As we said above, empty calories. All this babble and breathless what-if is like talking about politics, but it’s not really talking about politics because in sane societies there is, bound up in the who’s-up who’s-down of political gossip, some attempt to diagnose a society’s problems and their potential remedy. We’re so far past that in Ottawa I’m not sure how we get back to a politics of high-minded concern for public-policy issues, if indeed there is anyone left who wants to. This is because the government’s opponents remain mired in incoherence, while the Prime Minister seems to prefer it.
These things have a lag time. The Conservatives’ supporters have been slow to notice that nothing Stephen Harper says on anything is credible anymore. Once they notice it will take longer before they begin to care. Any leader of any stripe can get by for a while on his supporters’ shared disdain for his opponents. The Liberals have worked hard for half a decade to ensure that disdain for Liberals remains potent fuel.
But if you’re for Stephen Harper these days, what else are you for? Smaller government? Just wait until you see that budget. Fiscal restraint? Only on Thursdays. Remember, Budget Day will be a Tuesday. An end to regional pork? We’ll all be swimming in rivers of pork by Easter. Letting companies sink or swim by themselves? Please. Stock Day was in Lévis, Que., the other day offering $380 million in loan guarantees for the Davie shipyard, because that’s what a 21st-century economy needs. Deficits? Harper campaigned against them, then sat smiling while his finance minister promised there’d be no such thing. Wrong both times.
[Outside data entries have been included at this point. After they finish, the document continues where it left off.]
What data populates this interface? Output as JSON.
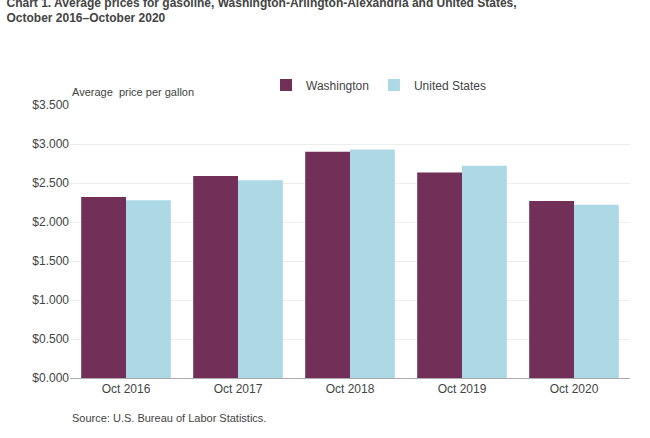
{
  "chart_data": {
    "type": "bar",
    "title": "Chart 1. Average prices for gasoline, Washington-Arlington-Alexandria and United States,",
    "subtitle": "October 2016–October 2020",
    "ylabel": "Average  price per gallon",
    "annotations": [
      "Source: U.S. Bureau of Labor Statistics."
    ],
    "categories": [
      "Oct 2016",
      "Oct 2017",
      "Oct 2018",
      "Oct 2019",
      "Oct 2020"
    ],
    "series": [
      {
        "name": "Washington",
        "color": "#722F57",
        "values": [
          2.32,
          2.59,
          2.9,
          2.635,
          2.27
        ]
      },
      {
        "name": "United States",
        "color": "#ADD8E6",
        "values": [
          2.28,
          2.535,
          2.93,
          2.72,
          2.22
        ]
      }
    ],
    "ylim": [
      0,
      3.5
    ],
    "yticks": [
      {
        "value": 0.0,
        "label": "$0.000"
      },
      {
        "value": 0.5,
        "label": "$0.500"
      },
      {
        "value": 1.0,
        "label": "$1.000"
      },
      {
        "value": 1.5,
        "label": "$1.500"
      },
      {
        "value": 2.0,
        "label": "$2.000"
      },
      {
        "value": 2.5,
        "label": "$2.500"
      },
      {
        "value": 3.0,
        "label": "$3.000"
      },
      {
        "value": 3.5,
        "label": "$3.500"
      }
    ],
    "grid": true,
    "legend": "top"
  }
}
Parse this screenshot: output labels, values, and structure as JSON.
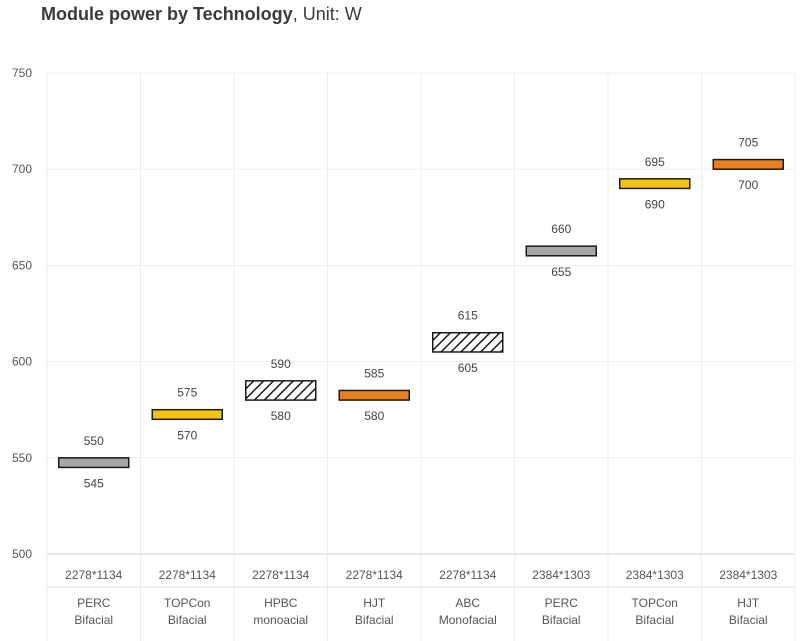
{
  "chart_data": {
    "type": "floating-bar",
    "title": "Module power by Technology",
    "unit_label": ", Unit: W",
    "ylim": [
      500,
      750
    ],
    "yticks": [
      500,
      550,
      600,
      650,
      700,
      750
    ],
    "grid": true,
    "categories": [
      {
        "size": "2278*1134",
        "tech": "PERC",
        "type": "Bifacial",
        "low": 545,
        "high": 550,
        "color": "#a6a6a6",
        "pattern": "solid"
      },
      {
        "size": "2278*1134",
        "tech": "TOPCon",
        "type": "Bifacial",
        "low": 570,
        "high": 575,
        "color": "#f5c20f",
        "pattern": "solid"
      },
      {
        "size": "2278*1134",
        "tech": "HPBC",
        "type": "monoacial",
        "low": 580,
        "high": 590,
        "color": "#ffffff",
        "pattern": "hatch"
      },
      {
        "size": "2278*1134",
        "tech": "HJT",
        "type": "Bifacial",
        "low": 580,
        "high": 585,
        "color": "#e8801f",
        "pattern": "solid"
      },
      {
        "size": "2278*1134",
        "tech": "ABC",
        "type": "Monofacial",
        "low": 605,
        "high": 615,
        "color": "#ffffff",
        "pattern": "hatch"
      },
      {
        "size": "2384*1303",
        "tech": "PERC",
        "type": "Bifacial",
        "low": 655,
        "high": 660,
        "color": "#a6a6a6",
        "pattern": "solid"
      },
      {
        "size": "2384*1303",
        "tech": "TOPCon",
        "type": "Bifacial",
        "low": 690,
        "high": 695,
        "color": "#f5c20f",
        "pattern": "solid"
      },
      {
        "size": "2384*1303",
        "tech": "HJT",
        "type": "Bifacial",
        "low": 700,
        "high": 705,
        "color": "#e8801f",
        "pattern": "solid"
      }
    ]
  }
}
Fixed election dates? Parliamentary vetting of Supreme Court appointments? Senate reform? Staying in Afghanistan? It was all so clever and exciting the first time Harper did the opposite of what everyone thought he believed, way back when he was merely poaching David Emerson for a cabinet seat. Chess to everyone’s checkers, or so it seemed. But by now it is clear enough that Harper is playing dodgeball, not chess. Does anybody really think the principles in the Throne Speech, whatever they are, will guide the Prime Minister’s behaviour in the months ahead?
So, do I believe a many-headed Liberal-NDP-Bloc coalition thing would be better? No, actually. I don’t think Michael Ignatieff believes it either, even though the Liberal sort-of-leader a) was present at all the meetings leading up to the creation of the coalition beast, b) signed a letter to the Governor General asking for her support for the thing, c) still maintains he will lead a coalition government “if necessary.” Ignatieff has watched Harper survive on a diet of incoherence, and he watched Stéphane Dion fall by advocating the Green Shift, a clear policy for the long term (and, as a bonus, a policy Ignatieff championed before Dion did). The lesson Ignatieff has drawn is that coherence is deadly. He will compete with Harper in the arts of misdirection and contradiction. Ignatieff has always been a diligent student of his surroundings. He took one look at today’s Ottawa and decided it is a place where one must not say what one thinks.
We laugh about these things to keep from crying. The endless frenzied paralysis of political Ottawa is soul-destroying because there are important things our politics could be about but isn’t: our energy-wasting households, our improving but still second-rate universities, our increasingly incoherent attempt to run a 21st-century economy on 19th-century infrastructure. You might draw up a different list from mine. I think we can both agree that nobody’s list is getting serious attention in Ottawa lately.
That’s why Barack Obama’s inauguration will grate, even on those Canadian spectators who are relieved to see the back of George W. Bush. That ceremony on the steps of the U.S. Capitol will bespeak a seriousness of purpose—heck, just a presence of purpose—that has no match in Ottawa.
There is no need getting too jealous. Obama’s task and much of his project amount to repair work after Bush drove the U.S. economy and foreign policy so wildly astray that it will take years to mend the damage. The frivolity of the current Ottawa moment is an indulgence, a sort of luxury: we can afford a few years of careening idiocy while we coast on the benefits of a decade’s relative fiscal virtue.
But by now we’ve had those dumb years and more. We have been lurching from crisis to crisis, from incoherence to broken word, for years now. Stephen Harper won more scraps in 2008 than in his entire life up to then. And it is harder today than ever before to discern a reason why he wants to be in politics. Beat the Liberals some more? Sure. Fine. Great. And then?